Thursday June 20,2013 : LAND GAMBLING MOGUL WANTS ON LINE GAMBLING DECLARED ILLEGAL
Adelson appeals to Congress in business interview
Las Vegas Sands land gambling mogul Sheldon Adelson, well-known for his opposition to legalised online gambling in the United States, apparently remains behind the times in his latest Forbes business magazine article.
He uses the hopelessly inaccurate, timeworn but emotive cliché ‘click your mouse and lose your house', and appeals to US lawmakers to declare online gambling illegal throughout all states.
Writing in Forbes, Adelson says: “I strongly urge Congress to either rewrite the Federal Wire Act, or pass new legalization making internet gaming illegal nationwide.”
On the face of it such a statement would appear to ignore the very sensitive issue of states' sovereignty and rights, and the fait accompli of legalised online poker that has already taken place in Nevada, Delaware and New Jersey, in moves that will no doubt soon be followed by other states.
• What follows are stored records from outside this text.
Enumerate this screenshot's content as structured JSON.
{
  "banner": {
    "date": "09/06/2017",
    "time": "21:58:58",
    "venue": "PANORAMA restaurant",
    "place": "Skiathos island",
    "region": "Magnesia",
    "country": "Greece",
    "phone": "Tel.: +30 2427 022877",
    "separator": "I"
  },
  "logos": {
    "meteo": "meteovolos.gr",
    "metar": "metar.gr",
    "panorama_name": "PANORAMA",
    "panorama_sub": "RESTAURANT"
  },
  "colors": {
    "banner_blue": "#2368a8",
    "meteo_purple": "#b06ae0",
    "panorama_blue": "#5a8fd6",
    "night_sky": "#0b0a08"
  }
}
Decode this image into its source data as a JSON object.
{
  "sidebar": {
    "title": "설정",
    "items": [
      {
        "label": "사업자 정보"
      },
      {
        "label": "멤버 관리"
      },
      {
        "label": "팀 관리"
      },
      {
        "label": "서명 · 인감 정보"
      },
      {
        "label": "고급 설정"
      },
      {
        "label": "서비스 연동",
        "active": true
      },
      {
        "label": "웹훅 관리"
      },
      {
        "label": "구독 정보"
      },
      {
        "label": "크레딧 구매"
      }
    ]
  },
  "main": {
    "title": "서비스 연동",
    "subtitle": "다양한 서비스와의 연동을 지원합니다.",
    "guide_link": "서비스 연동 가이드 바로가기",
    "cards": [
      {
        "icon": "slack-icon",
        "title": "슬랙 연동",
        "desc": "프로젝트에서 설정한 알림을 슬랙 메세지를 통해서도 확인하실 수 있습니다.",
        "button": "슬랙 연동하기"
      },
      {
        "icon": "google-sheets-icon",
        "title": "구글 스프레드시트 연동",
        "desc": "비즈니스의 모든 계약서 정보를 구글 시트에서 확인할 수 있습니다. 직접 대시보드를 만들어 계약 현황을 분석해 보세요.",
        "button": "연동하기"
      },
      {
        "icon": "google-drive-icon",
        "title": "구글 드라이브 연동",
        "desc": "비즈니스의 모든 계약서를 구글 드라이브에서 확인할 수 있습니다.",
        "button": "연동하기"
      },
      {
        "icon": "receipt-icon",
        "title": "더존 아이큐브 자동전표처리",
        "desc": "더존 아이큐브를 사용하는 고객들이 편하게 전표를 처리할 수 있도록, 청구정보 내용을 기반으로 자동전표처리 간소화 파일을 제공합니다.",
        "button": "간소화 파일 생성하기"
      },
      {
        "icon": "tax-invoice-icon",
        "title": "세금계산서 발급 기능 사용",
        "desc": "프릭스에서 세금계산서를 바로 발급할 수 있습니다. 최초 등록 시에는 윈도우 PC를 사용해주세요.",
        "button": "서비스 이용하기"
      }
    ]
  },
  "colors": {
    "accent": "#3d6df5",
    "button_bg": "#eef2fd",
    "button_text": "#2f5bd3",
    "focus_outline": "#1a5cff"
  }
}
Adelson argues that the loss of jobs in US brick and mortar casinos, and the possible demise of Native American and racetrack based land casinos is his concern, speculating that 400,000 job losses in the US either directly or indirectly could be triggered due to reduced land casino business.
The staunch Republican businessman, who is not averse to spending large sums of money on lobbying for causes close to his heart, claims that the growth of internet gambling in Europe has resulted in a 20 percent decrease in visitation to brick and mortar casinos, and he says that research also shows that internet gambling revenue has increased by “26 to 28 percent” over the past ten years.
He goes on to list other frequently raised negative factors such as the allegedly uncertain exclusion of underage, problem or intoxicated punters (disregarding the fact that his casinos, like most, serve free drinks).
Labelling online gambling as a toxin to be resisted, Adelson rather grandly and perhaps hypocritically claims that the pastime is a threat to US society.